Where do the newly assigned voices start their envelopes from when they
are stolen from decaying voices? Say "the glass is half empty", will
they then:
a) "Empty the glass" and start over with a fresh attack from scratch.
Synced so to say.
b) Contnue from the level they were at when re-assigned, only that now
"the glass is half full" instead, and the attack will reach max almost
immediately.
For the pad sound I played yesterday the Oberheim restarted the
envelope. I guess this behaviour should be controllable by the way of
playing, for monophonic synth legato sometimes continues the envelope,
while for staccato the envelop will be restarted.
I think the latter could be more expressive when there
are no more
voices than you can easily direct with a single two-handed chord, to get
in control of the stage again. Six voices would pretty good for that,
but I remember five like the Prophet had was annoying. Or that at least
I got lost fighting my own clumpsyness.
Hmmm ... Split 2+4 comes to mind as well.
For this issue I often remember Peter Gabriel, left hand octave bass +
right hand 3-voice-chords, but yes, sometimes a 4-voice-chord is needed.

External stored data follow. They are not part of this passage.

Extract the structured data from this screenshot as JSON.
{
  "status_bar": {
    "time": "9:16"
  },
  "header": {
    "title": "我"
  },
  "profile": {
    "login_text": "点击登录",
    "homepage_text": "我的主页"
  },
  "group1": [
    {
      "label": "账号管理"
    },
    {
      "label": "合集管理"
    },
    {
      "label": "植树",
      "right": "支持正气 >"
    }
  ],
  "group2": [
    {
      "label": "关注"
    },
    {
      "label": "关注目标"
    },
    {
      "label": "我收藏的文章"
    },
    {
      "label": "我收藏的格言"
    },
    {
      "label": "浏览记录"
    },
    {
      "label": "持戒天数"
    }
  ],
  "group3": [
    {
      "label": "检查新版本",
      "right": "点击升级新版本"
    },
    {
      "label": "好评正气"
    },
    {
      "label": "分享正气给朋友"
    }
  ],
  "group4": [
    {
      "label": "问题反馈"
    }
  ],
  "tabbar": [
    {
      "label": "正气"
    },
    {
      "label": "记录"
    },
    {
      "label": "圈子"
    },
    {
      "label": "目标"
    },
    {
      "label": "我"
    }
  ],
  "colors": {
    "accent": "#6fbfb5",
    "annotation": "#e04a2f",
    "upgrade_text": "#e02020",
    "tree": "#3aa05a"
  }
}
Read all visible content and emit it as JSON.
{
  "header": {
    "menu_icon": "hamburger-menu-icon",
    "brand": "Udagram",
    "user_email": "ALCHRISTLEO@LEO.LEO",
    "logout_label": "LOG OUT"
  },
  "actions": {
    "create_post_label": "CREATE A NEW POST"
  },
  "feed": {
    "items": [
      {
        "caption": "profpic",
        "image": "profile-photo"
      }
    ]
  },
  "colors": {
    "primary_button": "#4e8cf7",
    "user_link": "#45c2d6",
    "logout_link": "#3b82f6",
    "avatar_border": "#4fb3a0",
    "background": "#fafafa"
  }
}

Listen to old Weather Report recordings, when Zawinul played the Prophet
5. Today Zawinul often plays new synth, with the same sounds, but anyway
it sounds disgusting today and he's a good keyboarder, able to
compensate it a little bit, by the kind of playing. I'm a guitarist and
glad if I get what I wish to have, when playing the keyboard, I'm not
able to compensate anything by changing my playing technique. I'm
babbling ;), it's because I'm a fan of some Prophet 5 revisions,
unfortunately I don't have any Prophet 5.
A selectable
limit for polyphony might be a feature, that should become
more common again, not only for virtual analog synthesizers.